The bulbous bodies have applied cast swags of densely populated seashells. We have never seen this particular banding. It is very unusual and of exceptional detail and quality. The rim has a wavy border and a gadrooned top surface.

Three lion masks above lion paw feet are magnificently detailed with flowing manes and expressive faces. A crest of a boar's head underneath an Earl's coronet is finely engraved underneath. Note the exceptional quality of the shells in this close-up photo.

According to John Debrett's 1812 edition of The Peerage of the United Kingdom of Great Britain & Ireland, the only British earl to use a boar's head crest was John Campbell, 4th Earl of Breadalbane, whose seat, Taymouth Castle in Perthshire, is seen in one of the images. (Breadalbane is Gaelic for "Highlands".)

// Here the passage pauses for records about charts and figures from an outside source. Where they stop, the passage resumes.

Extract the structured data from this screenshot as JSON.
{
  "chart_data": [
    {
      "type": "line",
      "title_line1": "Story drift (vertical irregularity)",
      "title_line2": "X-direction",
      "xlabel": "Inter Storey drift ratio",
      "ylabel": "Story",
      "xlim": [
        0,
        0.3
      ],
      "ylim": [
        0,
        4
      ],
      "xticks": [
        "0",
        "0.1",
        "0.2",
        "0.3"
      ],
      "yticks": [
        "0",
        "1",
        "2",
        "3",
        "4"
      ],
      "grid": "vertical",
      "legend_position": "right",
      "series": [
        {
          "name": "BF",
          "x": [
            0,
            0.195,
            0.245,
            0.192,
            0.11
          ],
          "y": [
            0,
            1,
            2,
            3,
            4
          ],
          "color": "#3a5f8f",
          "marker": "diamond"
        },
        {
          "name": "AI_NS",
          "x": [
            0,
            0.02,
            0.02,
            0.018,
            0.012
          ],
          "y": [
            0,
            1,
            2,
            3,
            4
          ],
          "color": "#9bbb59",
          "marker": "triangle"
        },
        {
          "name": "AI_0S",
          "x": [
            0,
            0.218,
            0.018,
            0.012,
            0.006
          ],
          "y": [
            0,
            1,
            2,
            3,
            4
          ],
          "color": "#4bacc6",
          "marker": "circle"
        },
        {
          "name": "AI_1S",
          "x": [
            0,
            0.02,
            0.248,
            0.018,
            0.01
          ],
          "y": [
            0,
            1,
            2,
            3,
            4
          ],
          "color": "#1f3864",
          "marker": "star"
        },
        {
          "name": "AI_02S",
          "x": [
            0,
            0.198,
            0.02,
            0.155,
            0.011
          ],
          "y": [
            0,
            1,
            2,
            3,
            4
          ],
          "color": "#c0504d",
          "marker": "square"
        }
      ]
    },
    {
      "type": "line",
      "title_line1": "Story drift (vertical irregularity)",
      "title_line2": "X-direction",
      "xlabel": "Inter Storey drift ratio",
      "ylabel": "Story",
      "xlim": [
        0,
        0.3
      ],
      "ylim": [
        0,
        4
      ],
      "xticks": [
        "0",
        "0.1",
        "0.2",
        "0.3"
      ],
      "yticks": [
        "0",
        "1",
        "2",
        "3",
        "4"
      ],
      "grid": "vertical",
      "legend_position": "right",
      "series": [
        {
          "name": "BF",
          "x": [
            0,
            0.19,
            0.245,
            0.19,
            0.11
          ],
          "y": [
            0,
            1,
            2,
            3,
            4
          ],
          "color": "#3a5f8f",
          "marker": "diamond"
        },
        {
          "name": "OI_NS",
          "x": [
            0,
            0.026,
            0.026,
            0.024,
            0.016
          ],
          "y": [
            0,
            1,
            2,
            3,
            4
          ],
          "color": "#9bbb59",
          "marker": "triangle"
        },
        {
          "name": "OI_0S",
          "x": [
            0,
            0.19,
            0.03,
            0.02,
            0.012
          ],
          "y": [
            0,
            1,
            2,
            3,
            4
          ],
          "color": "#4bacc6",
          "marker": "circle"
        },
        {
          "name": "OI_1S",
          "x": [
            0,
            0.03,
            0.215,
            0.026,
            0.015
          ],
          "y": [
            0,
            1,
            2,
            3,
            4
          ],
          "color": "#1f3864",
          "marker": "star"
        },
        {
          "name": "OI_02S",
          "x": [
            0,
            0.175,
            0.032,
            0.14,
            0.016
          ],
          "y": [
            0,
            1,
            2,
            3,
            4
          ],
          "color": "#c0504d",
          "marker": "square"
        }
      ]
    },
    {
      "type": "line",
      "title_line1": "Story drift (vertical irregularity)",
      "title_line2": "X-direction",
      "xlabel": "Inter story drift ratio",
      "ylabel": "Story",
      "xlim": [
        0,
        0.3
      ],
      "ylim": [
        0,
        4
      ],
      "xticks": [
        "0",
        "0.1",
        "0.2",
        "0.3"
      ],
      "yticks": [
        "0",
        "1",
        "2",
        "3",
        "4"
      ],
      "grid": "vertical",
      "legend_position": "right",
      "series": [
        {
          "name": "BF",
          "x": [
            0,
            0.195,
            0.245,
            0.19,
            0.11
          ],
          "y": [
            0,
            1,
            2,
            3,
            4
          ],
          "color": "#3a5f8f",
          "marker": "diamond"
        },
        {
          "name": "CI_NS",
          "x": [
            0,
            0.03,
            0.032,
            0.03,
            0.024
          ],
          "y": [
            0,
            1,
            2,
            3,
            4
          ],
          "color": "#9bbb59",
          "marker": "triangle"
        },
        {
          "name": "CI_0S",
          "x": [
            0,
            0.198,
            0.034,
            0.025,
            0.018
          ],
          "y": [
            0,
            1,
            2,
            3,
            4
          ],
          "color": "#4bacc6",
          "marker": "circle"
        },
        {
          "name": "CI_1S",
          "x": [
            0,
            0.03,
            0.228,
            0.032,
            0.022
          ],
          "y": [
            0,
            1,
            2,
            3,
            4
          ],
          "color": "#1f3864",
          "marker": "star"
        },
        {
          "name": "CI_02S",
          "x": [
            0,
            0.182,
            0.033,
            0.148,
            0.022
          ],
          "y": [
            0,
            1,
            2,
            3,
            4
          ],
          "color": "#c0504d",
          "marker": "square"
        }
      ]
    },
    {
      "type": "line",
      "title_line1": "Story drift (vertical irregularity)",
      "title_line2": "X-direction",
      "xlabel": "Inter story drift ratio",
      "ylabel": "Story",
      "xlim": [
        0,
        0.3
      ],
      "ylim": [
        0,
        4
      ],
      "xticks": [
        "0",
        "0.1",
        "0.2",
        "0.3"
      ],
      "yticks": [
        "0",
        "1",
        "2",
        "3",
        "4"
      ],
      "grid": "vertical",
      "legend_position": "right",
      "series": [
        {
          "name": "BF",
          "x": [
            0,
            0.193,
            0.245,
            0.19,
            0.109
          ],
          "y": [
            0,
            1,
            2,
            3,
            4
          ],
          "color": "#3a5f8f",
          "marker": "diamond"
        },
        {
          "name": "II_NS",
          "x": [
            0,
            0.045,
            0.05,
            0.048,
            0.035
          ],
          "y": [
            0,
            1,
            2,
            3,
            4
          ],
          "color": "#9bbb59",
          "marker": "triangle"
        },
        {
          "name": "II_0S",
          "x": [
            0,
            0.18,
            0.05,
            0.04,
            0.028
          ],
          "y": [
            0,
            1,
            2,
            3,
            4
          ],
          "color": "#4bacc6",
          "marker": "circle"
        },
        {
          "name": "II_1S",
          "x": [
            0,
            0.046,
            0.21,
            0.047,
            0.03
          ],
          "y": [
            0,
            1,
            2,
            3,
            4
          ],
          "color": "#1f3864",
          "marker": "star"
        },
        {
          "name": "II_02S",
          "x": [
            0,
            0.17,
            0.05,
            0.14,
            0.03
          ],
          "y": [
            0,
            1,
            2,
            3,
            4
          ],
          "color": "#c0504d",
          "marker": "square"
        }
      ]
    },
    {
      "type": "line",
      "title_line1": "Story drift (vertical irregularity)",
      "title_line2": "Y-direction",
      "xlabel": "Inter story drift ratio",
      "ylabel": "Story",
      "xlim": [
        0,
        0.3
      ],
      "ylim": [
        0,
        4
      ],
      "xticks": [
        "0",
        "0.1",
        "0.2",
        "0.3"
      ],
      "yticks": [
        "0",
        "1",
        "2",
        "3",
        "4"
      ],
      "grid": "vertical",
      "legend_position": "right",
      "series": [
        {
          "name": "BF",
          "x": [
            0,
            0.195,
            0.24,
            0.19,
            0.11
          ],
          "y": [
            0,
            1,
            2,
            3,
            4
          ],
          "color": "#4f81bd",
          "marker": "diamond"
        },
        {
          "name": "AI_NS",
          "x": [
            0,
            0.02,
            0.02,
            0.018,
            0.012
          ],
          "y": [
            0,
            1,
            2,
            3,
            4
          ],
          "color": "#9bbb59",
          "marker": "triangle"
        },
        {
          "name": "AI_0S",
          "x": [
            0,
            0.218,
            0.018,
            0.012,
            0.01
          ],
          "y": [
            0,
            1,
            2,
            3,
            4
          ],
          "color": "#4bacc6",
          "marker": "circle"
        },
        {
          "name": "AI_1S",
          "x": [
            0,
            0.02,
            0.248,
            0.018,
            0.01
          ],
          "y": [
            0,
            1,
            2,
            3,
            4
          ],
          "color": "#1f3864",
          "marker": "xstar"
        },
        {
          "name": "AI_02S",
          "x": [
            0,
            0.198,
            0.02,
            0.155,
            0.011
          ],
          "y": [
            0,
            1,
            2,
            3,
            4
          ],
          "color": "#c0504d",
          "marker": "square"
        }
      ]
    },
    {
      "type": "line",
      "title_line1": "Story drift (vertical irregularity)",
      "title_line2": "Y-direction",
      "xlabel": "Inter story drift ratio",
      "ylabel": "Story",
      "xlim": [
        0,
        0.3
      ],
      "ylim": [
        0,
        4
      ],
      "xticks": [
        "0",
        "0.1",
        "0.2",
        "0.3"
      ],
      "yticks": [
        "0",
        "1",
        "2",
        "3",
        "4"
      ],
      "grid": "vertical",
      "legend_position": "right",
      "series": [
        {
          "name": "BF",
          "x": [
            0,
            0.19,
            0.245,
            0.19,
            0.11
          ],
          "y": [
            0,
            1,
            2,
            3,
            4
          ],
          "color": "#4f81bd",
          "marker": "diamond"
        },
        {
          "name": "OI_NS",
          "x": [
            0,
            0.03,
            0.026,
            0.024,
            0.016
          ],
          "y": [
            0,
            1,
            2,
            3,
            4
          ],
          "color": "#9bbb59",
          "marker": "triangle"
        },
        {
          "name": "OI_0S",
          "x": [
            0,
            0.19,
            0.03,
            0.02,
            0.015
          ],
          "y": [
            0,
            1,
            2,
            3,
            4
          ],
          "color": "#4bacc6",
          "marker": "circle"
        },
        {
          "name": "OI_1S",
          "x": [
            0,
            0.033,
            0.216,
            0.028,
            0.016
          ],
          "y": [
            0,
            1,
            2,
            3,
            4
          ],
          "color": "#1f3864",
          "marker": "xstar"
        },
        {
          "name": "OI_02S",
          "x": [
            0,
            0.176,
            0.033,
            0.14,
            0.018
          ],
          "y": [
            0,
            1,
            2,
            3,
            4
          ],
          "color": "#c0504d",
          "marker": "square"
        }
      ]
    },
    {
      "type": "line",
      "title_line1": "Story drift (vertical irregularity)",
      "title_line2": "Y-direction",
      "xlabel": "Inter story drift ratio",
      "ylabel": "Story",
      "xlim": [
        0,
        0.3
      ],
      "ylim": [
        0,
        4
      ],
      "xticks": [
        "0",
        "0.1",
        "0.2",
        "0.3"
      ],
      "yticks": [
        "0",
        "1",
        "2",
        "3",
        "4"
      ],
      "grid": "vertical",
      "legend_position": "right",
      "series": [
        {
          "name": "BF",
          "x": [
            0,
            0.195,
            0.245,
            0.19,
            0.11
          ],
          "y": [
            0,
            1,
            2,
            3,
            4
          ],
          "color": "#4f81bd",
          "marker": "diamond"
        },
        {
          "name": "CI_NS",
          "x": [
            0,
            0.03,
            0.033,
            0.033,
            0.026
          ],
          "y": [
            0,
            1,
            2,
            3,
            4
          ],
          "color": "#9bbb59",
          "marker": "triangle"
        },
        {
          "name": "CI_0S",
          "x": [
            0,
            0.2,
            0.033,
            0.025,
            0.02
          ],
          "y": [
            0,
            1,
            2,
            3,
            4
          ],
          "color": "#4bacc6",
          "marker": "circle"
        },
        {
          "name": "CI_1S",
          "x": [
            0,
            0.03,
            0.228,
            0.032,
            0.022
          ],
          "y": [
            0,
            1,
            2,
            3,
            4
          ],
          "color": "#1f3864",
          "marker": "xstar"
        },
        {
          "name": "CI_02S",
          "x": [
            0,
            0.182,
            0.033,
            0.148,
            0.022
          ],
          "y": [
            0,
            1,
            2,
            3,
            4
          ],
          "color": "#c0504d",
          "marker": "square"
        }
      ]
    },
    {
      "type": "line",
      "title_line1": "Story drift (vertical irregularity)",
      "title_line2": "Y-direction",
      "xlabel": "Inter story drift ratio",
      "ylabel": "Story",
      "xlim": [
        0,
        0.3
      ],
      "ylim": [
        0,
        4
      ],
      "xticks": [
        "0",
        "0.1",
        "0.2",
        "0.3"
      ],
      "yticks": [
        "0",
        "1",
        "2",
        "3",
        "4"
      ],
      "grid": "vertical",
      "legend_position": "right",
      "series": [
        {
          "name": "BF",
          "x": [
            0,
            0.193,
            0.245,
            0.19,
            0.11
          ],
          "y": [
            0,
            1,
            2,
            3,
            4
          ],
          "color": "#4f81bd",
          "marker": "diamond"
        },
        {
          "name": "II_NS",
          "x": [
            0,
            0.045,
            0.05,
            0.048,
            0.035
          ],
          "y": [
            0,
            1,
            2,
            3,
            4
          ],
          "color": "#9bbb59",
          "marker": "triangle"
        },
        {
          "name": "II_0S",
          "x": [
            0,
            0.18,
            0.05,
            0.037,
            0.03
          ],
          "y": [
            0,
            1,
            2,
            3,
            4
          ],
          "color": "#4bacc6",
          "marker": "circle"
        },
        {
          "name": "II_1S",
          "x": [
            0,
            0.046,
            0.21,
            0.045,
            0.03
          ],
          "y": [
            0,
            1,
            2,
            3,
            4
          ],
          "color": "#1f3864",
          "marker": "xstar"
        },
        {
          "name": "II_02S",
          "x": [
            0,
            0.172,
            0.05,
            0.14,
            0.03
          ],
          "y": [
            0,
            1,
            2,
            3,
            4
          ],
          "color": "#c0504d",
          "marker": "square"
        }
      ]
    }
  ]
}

From an ancient and important Scottish clan, John Campbell was later raised to the honor of Marquess of Breadalbane by George IV. During the 1810's and 20's, the Earl significantly enlarged and updated Taymouth and these salts would have been part of his very fine new interior furnishings.

In the 1733 painting by James Norrie, we can see the stunning estate at Taymouth.

The Campbells of Breadalbane were one of Scotland's greatest landowning families. At its height their estate extended to 437,696 acres and was over 100 miles long. From Aberfeldy it was possible to reach the west coast of Scotland without leaving the Breadalbane's land and at its core lay Taymouth, a vast baronial castle, built at the height of the family's power.(1)

This is not your everyday Scottish castle. These very fine salts lived in a very fine home.

Storr silver with sea motifs is highly collectible and not commonly seen on the market today. Especially after Trafalgar, nautical motifs were used as patriotic symbols in British silver. These salts would have been recognized by everyone who used them as proud displays symbolizing Britain's place in a post-Napoleonic world.

These exceptional salts are fully hallmarked underneath. They measure 4 inches wide by just under 2.75 inches high, weigh a hefty total of 22.60 troy ounces and are in excellent condition with lovely regilded interiors.